Намерение этого неумытого недоумка украсить свой так называемый быт почему-то окончательно вывело Егорыча из себя. Изрыгая невнятную брань, старик шагнул вперед и грубо вырвал злополучную бутылку из протянутой Петрухиной руки. При этом он поскользнулся на мокром глинистом бережке, и его правая нога с плеском погрузилась в ручей по самую щиколотку. Худой ботинок немедленно наполнился ледяной водицей; окончательно рассвирепев, старик размахнулся и что было сил запустил проклятой посудиной в мировое пространство.
Силы у него были уже не те, что прежде, и бутылка, блеснув в лучах восходящего солнца мокрым, отмытым до полной прозрачности боком, пролетела каких-нибудь пять метров и плюхнулась в воду, немного не долетев до противоположного берега ручья. Ручей в этом месте разливался широко и привольно, с журчанием омывая драные автомобильные покрышки, какие-то гнилые бревна, замшелые глыбы бетона, ржавый кузов древнего горбатого "запорожца" и бог весть какой еще хлам.
Бутылка, упав в воду, подняла мелкую волну, которая всколыхнула болтавшийся на поверхности, запутавшийся в корягах и поникшей лозе мусор. На середину ручья, покачиваясь, выплыл обломок доски, за ним – рваный, потертый, полузатонувший пластиковый пакет с изображением улыбающейся красотки, а следом из-за покореженного, проржавевшего насквозь автомобильного кузова неторопливо, будто в страшном сне, выдвинулось, проплыло метра два и снова остановилось, зацепившись за камень, нечто, при виде чего Егорыч вмиг позабыл и о промокшем ботинке, и о ноющей пояснице, и вообще обо всем на свете.
Оно, это нечто, было одето в большую, не по размеру, подростковую куртку с яркими полосами и вставками, мешковатые джинсы, белые кроссовки и каким-то чудом удержавшуюся на голове бейсбольную кепку. Тело лежало на воде лицом вниз и не шевелилось, лишь плавно покачивались на волнах широко раскинутые руки и ноги.
– Ах ты, мать твою семь-восемь! Что ж это за день такой?! – огорченно воскликнул Егорыч. – Гляди, Петруха, мальчонка утоп! Ах, чтоб тебя с твоей бутылкой!..

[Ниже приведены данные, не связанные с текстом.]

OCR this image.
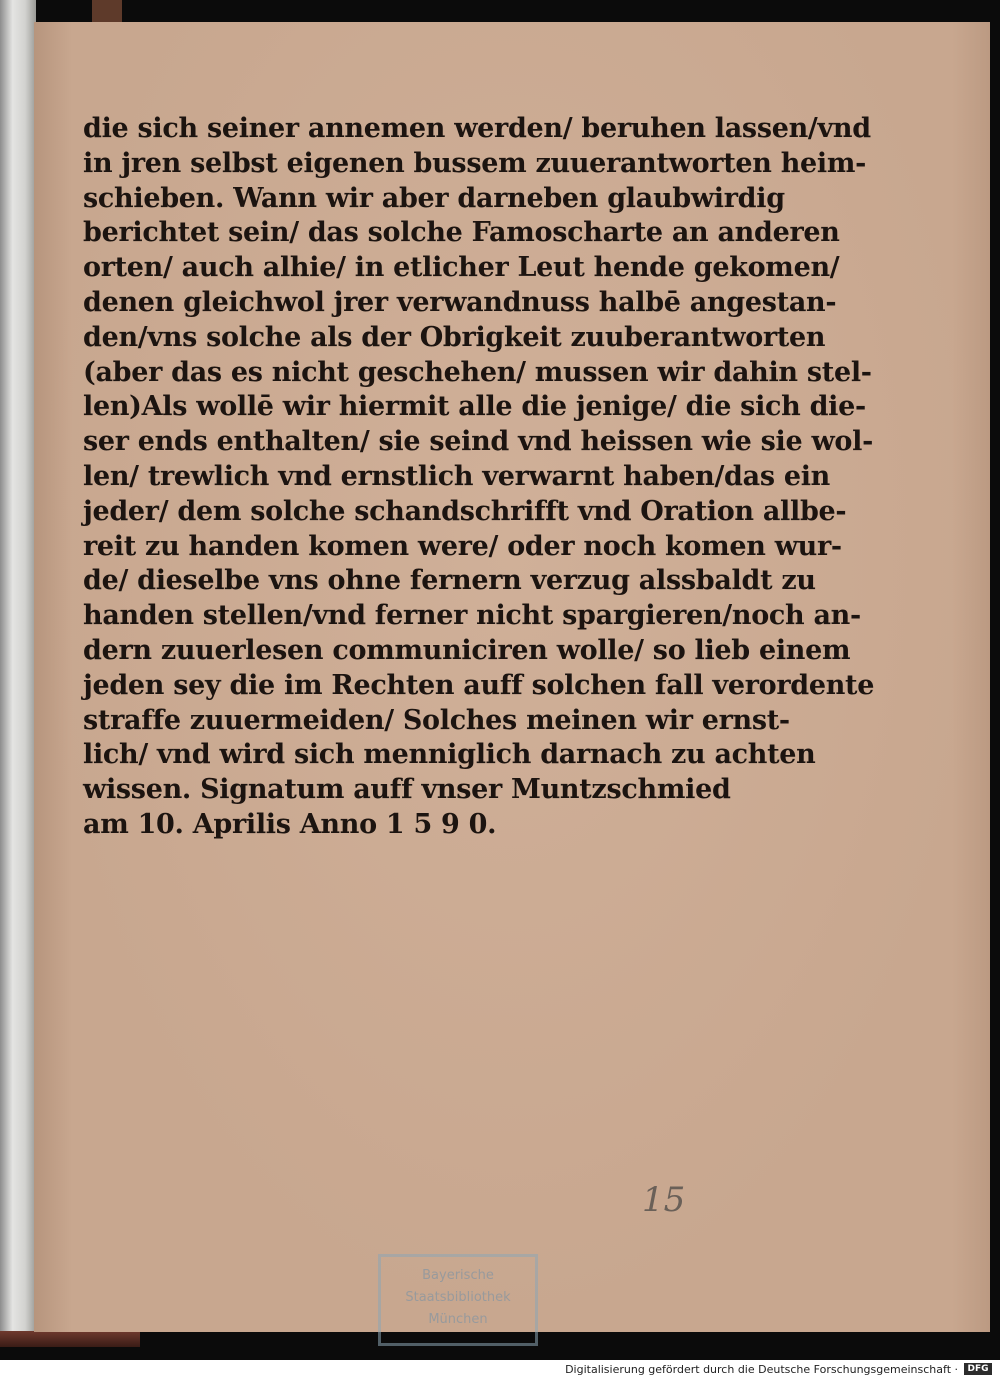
die sich seiner annemen werden/ beruhen lassen/vnd
in jren selbst eigenen bussem zuuerantworten heim-
schieben. Wann wir aber darneben glaubwirdig
berichtet sein/ das solche Famoscharte an anderen
orten/ auch alhie/ in etlicher Leut hende gekomen/
denen gleichwol jrer verwandnuss halbē angestan-
den/vns solche als der Obrigkeit zuuberantworten
(aber das es nicht geschehen/ mussen wir dahin stel-
len)Als wollē wir hiermit alle die jenige/ die sich die-
ser ends enthalten/ sie seind vnd heissen wie sie wol-
len/ trewlich vnd ernstlich verwarnt haben/das ein
jeder/ dem solche schandschrifft vnd Oration allbe-
reit zu handen komen were/ oder noch komen wur-
de/ dieselbe vns ohne fernern verzug alssbaldt zu
handen stellen/vnd ferner nicht spargieren/noch an-
dern zuuerlesen communiciren wolle/ so lieb einem
jeden sey die im Rechten auff solchen fall verordente
straffe zuuermeiden/ Solches meinen wir ernst-
lich/ vnd wird sich menniglich darnach zu achten
wissen. Signatum auff vnser Muntzschmied
am 10. Aprilis Anno 1 5 9 0.
15
Bayerische
Staatsbibliothek
München
Digitalisierung gefördert durch die Deutsche Forschungsgemeinschaft ·	DFG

Умнее всего, конечно, сейчас было бы просто повернуться и уйти, сделав вид, что никакого тела в ручье нет, а если даже и есть, то они, Егорыч с Пеструхой, его и в глаза не видели. Ведь поначалу-то они его и вправду не заметили, так могли ведь и теперь не заметить! Факт, могли.
Кто-то другой на их месте, наверное, так и поступил бы. Но Петруха был блаженный, который не мог равнодушно пройти мимо птички с перебитым крылышком и вечно подкармливал бродячих собак, которые бегали за ним повсюду. Он бы и чаек на свалке кормил, но те и без него чувствовали себя неплохо и плевать хотели на его угощение. Что же до Егорыча, то он, как уже было сказано, вечно за кого-нибудь переживал. И сейчас, углядев в замусоренном ручье, журчащем в ста метрах от свалки, тело маленького, не старше восьми-девяти лет, мальчонки, одетого чисто, по-городскому, он вообразил себе его родителей, которые сходят с ума от беспокойства, и немедленно начал за них переживать.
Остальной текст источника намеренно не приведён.